Renault has a significant electric presence at its home motor show in Paris, with the Trezor concept joining the more practical new Zoe on its stand.
The Trezor gives us a taste of what might come along from Renault in the future, with the most important aspect not being the stylish coupe bodywork, but the powertrain underneath.
Renault has designed the concept to use a 260kW (350hp) electric motor, which makes use of the company’s development work with its Formula E car. The set-up uses two batteries to power the motor, which will propel the car from 0-62mph in four seconds.
The Trezor also incorporates the Formula E car’s brake operated energy recovery system, and has ideal weight distribution thanks to having two batteries placed front and rear, rather than one huge pack.
The concept also previews Renault’s autonomous driving technology, with three driving modes – neutral, sport, and autonomous. The intention is to make autonomous vehicles that improve safety, while also making them fun for drivers.
In autonomous mode, the car’s exterior lighting changes to show other road users that the car is being piloted by itself, and the steering wheel changes shape, extending width-ways like a cinema screen to allow a greater view of the dashboard.
Renault has committed to developing a ‘hands-off/eyes-off’ autonomous driving system and making it available for its mainstream vehicles – with the aim to offer an affordable system beyond 2020.
The Trezor concept isn’t all about the technology though as it previews design trends likely to be seen in future models.

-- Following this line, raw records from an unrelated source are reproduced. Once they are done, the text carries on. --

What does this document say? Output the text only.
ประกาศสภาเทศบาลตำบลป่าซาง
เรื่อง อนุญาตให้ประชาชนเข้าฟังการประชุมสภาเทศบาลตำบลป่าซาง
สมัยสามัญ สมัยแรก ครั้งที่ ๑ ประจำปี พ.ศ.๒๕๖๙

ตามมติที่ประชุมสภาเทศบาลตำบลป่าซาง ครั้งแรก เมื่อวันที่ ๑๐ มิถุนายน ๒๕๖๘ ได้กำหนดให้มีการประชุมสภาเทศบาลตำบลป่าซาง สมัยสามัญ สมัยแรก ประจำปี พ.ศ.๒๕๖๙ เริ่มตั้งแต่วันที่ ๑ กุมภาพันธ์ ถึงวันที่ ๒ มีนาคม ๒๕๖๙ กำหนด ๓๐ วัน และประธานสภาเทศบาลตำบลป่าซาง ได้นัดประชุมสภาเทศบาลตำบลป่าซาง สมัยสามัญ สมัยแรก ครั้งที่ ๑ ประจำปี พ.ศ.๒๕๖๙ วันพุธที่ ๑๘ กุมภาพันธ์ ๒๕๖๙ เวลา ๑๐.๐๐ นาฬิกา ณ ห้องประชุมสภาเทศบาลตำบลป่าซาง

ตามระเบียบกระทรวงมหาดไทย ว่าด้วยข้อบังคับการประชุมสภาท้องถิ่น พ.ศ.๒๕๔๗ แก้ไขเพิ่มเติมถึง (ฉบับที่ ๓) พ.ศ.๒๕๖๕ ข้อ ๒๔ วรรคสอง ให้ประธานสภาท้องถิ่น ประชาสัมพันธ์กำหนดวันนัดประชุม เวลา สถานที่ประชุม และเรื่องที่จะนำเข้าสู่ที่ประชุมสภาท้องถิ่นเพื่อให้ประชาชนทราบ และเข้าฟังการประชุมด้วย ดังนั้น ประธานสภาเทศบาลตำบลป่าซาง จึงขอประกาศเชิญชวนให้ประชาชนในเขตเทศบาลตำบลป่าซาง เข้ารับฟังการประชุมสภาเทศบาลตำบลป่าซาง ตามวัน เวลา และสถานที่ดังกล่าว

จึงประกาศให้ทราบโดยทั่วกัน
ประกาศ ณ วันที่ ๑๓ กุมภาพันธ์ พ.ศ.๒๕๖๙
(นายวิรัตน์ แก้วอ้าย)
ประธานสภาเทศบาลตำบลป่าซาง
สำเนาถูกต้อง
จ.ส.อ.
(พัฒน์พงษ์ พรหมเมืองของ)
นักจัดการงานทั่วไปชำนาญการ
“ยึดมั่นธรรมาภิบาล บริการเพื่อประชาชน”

Renault references the impact the DeZir concept from 2010 had on the current design language as proof that its concept cars often have a filtering down process, rather than purely conceptual machines.
The fuel filler cap has been replaced with a gauge showing how much charge is remaining, and Renault has used high quality materials, with increased amounts of leather and wood used. The company has partnered with French firm KEIM-cycles, known for its custom wooden cycle frames, for the use of wood within the cabin.
These sorts of features and styling ideas could well be seen in production form in a few year’s time, though it’s fairly safe to say that the clam-shell roof – allowing entry into the incredibly low model – will not make it to production.